Zinc finger proteins designed to specifically target duck hepatitis B virus cccDNA inhibit viral transcription in tissue culture http://jvi.asm.org/cgi/content/abstract/JVI.00366-08v1
Department of Medical Microbiology and Immunology, University of Alberta, Edmonton Alberta, Canada
Duck hepatitis B virus (DHBV) is a model virus for human hepatitis B virus (HBV), which infects approximately 360 million individuals worldwide. Nucleoside analogs can decrease virus production by inhibiting the viral polymerase; however, complete clearance by these drugs is not common because of the persistence of the HBV episome. HBV DNA is present in the nucleus as a covalently closed circular (cccDNA) form, where it drives viral transcription and progeny virus production. cccDNA is not the direct target of antiviral nucleoside analogs and is the source of HBV re-emergence when antiviral therapy is stopped. To target cccDNA, six different zinc finger proteins (ZFP) were designed to bind DNA sequences in the DHBV enhancer region. After assessing binding kinetics using electrophoretic mobility shift assays and surface plasmon resonance, two candidates with dissociation constants of 12.3nM and 40.2nM were focused on for further study. The ZFPs were cloned into a eukaryotic expression vector and co-transfected into LMH (longhorn male hepatoma) cells with the plasmid pDHBV1.3, which replicates the DHBV life cycle. In the presence of each ZFP, viral RNA was significantly reduced and protein levels were dramatically decreased. As a result, intracellular viral particle production was also significantly decreased. In summary, designed ZFPs are able to bind to the DHBV enhancer and interfere with viral transcription, resulting in decreased production of viral products and progeny virus genomes.
Hepatitis B is the world's most prevalent serious liver infection. About 2 billion people around the world have been infected, generally through the transmission of blood or other body fluids. With the help of current treatments, most of those 2 billion will manage to clear the virus and recover. But around 10% will not; they will develop chronic infections that can lead to even more serious long-term illnesses, such as liver cancer. For infants and children, the percentage is much higher: 90% of infants and 50% of young children infected with hepatitis B will develop chronic infections.

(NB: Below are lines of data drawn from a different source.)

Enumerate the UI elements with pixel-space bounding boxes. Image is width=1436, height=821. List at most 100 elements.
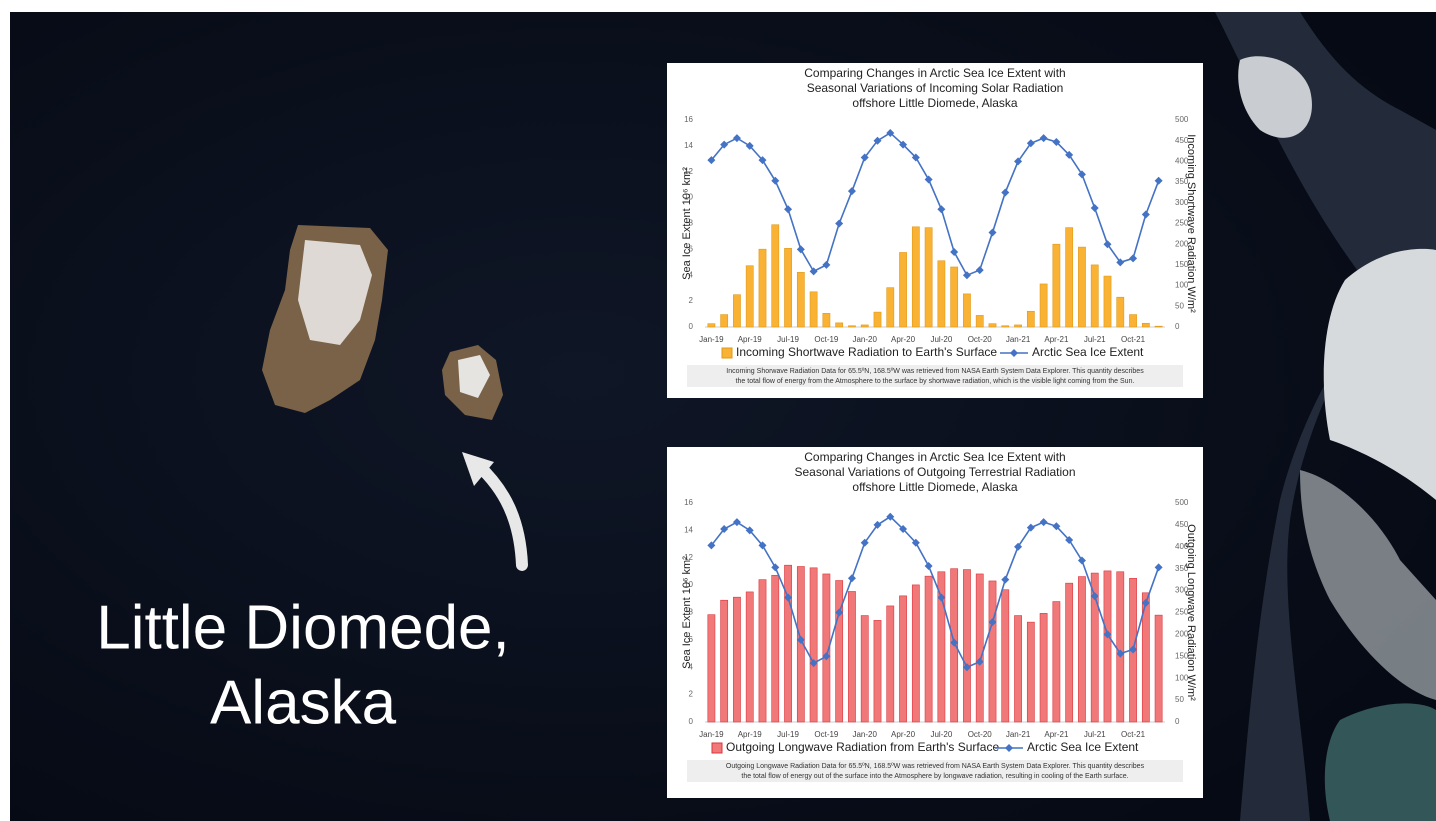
- bar: [708, 615, 715, 722]
- bar: [810, 292, 817, 327]
- bar: [963, 294, 970, 327]
- bar: [1129, 315, 1136, 327]
- bar: [836, 581, 843, 722]
- x-tick-label: Oct-19: [814, 335, 839, 344]
- legend-label: Outgoing Longwave Radiation from Earth's…: [726, 740, 999, 754]
- x-tick-label: Jul-19: [777, 730, 799, 739]
- x-tick-label: Apr-21: [1044, 335, 1069, 344]
- bar: [1066, 583, 1073, 722]
- bar: [989, 581, 996, 722]
- y2-tick-label: 500: [1175, 115, 1189, 124]
- bar: [1078, 247, 1085, 327]
- bar: [925, 576, 932, 722]
- x-tick-label: Jul-21: [1084, 730, 1106, 739]
- heading: Alaska: [210, 668, 397, 737]
- x-tick-label: Oct-20: [968, 730, 993, 739]
- y-tick-label: 16: [684, 498, 693, 507]
- bar: [733, 295, 740, 327]
- heading: Little Diomede,: [96, 593, 510, 662]
- x-tick-label: Jan-19: [699, 335, 724, 344]
- chart-title: Seasonal Variations of Incoming Solar Ra…: [807, 81, 1064, 95]
- bar: [836, 323, 843, 327]
- bar: [823, 313, 830, 327]
- bar: [797, 272, 804, 327]
- legend-label: Incoming Shortwave Radiation to Earth's …: [736, 345, 997, 359]
- bar: [746, 266, 753, 327]
- y2-tick-label: 50: [1175, 301, 1184, 310]
- note-text: the total flow of energy from the Atmosp…: [736, 378, 1135, 385]
- bar: [1155, 615, 1162, 722]
- slide: Little Diomede, Alaska Comparing Changes…: [0, 0, 1436, 821]
- y2-tick-label: 0: [1175, 717, 1180, 726]
- bar: [1040, 284, 1047, 327]
- x-tick-label: Apr-19: [738, 335, 763, 344]
- note-text: Outgoing Longwave Radiation Data for 65.…: [726, 763, 1145, 770]
- bar: [951, 267, 958, 327]
- x-tick-label: Jul-20: [930, 335, 952, 344]
- y-tick-label: 2: [689, 690, 694, 699]
- y-tick-label: 16: [684, 115, 693, 124]
- y-tick-label: 0: [689, 322, 694, 331]
- x-tick-label: Oct-21: [1121, 730, 1146, 739]
- bar: [1014, 325, 1021, 327]
- bar: [1104, 276, 1111, 327]
- bar: [810, 568, 817, 722]
- bar: [963, 570, 970, 722]
- chart-title: offshore Little Diomede, Alaska: [852, 96, 1018, 110]
- x-tick-label: Jan-20: [852, 730, 877, 739]
- bar: [1155, 326, 1162, 327]
- legend-label: Arctic Sea Ice Extent: [1027, 740, 1139, 754]
- bar: [721, 315, 728, 327]
- x-tick-label: Jan-21: [1006, 730, 1031, 739]
- bar: [899, 252, 906, 327]
- x-tick-label: Apr-21: [1044, 730, 1069, 739]
- y-axis-label: Sea Ice Extent 10⁶ km²: [681, 167, 693, 280]
- bar: [1053, 244, 1060, 327]
- chart-title: Comparing Changes in Arctic Sea Ice Exte…: [804, 66, 1065, 80]
- legend-label: Arctic Sea Ice Extent: [1032, 345, 1144, 359]
- bar: [784, 565, 791, 722]
- chart-title: offshore Little Diomede, Alaska: [852, 480, 1018, 494]
- note-text: the total flow of energy out of the surf…: [741, 773, 1128, 780]
- bar: [1014, 616, 1021, 722]
- bar: [1142, 323, 1149, 327]
- y2-tick-label: 0: [1175, 322, 1180, 331]
- x-tick-label: Jul-20: [930, 730, 952, 739]
- bar: [772, 575, 779, 722]
- bar: [874, 312, 881, 327]
- y-tick-label: 14: [684, 141, 693, 150]
- x-tick-label: Oct-20: [968, 335, 993, 344]
- bar: [1027, 311, 1034, 327]
- bar: [1002, 326, 1009, 327]
- bar: [1027, 622, 1034, 722]
- bar: [1117, 297, 1124, 327]
- x-tick-label: Apr-19: [738, 730, 763, 739]
- bar: [708, 324, 715, 327]
- bar: [1104, 571, 1111, 722]
- bar: [733, 597, 740, 722]
- x-tick-label: Jan-20: [852, 335, 877, 344]
- bar: [912, 585, 919, 722]
- x-tick-label: Jan-21: [1006, 335, 1031, 344]
- shore-water: [1325, 703, 1436, 821]
- x-tick-label: Jul-19: [777, 335, 799, 344]
- y-tick-label: 14: [684, 525, 693, 534]
- legend-swatch: [722, 348, 732, 358]
- bar: [759, 580, 766, 722]
- x-tick-label: Jul-21: [1084, 335, 1106, 344]
- x-tick-label: Oct-19: [814, 730, 839, 739]
- y2-tick-label: 500: [1175, 498, 1189, 507]
- bar: [989, 324, 996, 327]
- bar: [976, 574, 983, 722]
- bar: [1117, 572, 1124, 722]
- x-tick-label: Oct-21: [1121, 335, 1146, 344]
- chart-title: Comparing Changes in Arctic Sea Ice Exte…: [804, 450, 1065, 464]
- bar: [759, 249, 766, 327]
- chart-title: Seasonal Variations of Outgoing Terrestr…: [794, 465, 1075, 479]
- x-tick-label: Jan-19: [699, 730, 724, 739]
- bar: [1053, 602, 1060, 722]
- bar: [772, 225, 779, 327]
- bar: [1040, 613, 1047, 722]
- bar: [861, 616, 868, 722]
- bar: [938, 261, 945, 327]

These chronic infections are caused by a special form of the hepatitis B virus that develops in the liver: a virus consisting of a very stable type of DNA (called cccDNA) that is extremely difficult to attack directly with drugs or treatments. But AHFMR Student Kimberley Zimmerman may have found a way to do just that.
Zimmerman studies zinc finger proteins-so called because each protein is composed of a number of finger-like structures, with zinc ions in the middle to hold them together. Each zinc finger can recognize and attach to a specific type of DNA; the more zinc fingers, the more DNA that can be recognized. Zimmerman designs these proteins to attach to specific DNA combinations-namely, the cccDNA that is the culprit behind chronic hepatitis B infections.
"Because we know the DNA sequence of hep B virus, we can decide what sequence of zinc finger protein is needed to bind it," says Zimmerman. She explains that the concept is similar in principle to the Denver boot, a type of wheel clamp used by some police departments to immobilize illegally parked vehicles. When a Denver boot is placed on a wheel, the car can't go anywhere. "The idea is that these zinc finger proteins are the clamp, and that particular form of hep B virus in the liver is the tire."
Once she was convinced that the proteins were attaching well to their targets, Zimmerman tried the process in a model of a hepatitis B infection to see how it affected production of the virus. And sure enough, she found that the proteins travelled to the hepatitis B DNA and bonded to it strongly, preventing the DNA from reproducing the hepatitis B virus. The next step is to determine whether the zinc finger proteins can make the DNA break down and disappear.
In September, Zimmerman filed a patent for the application of zinc finger proteins as future treatments. "The proteins are the first therapeutic to target cccDNA," she says. "We've seen very good results so far with inhibition of the virus, and it's exciting to take the next step."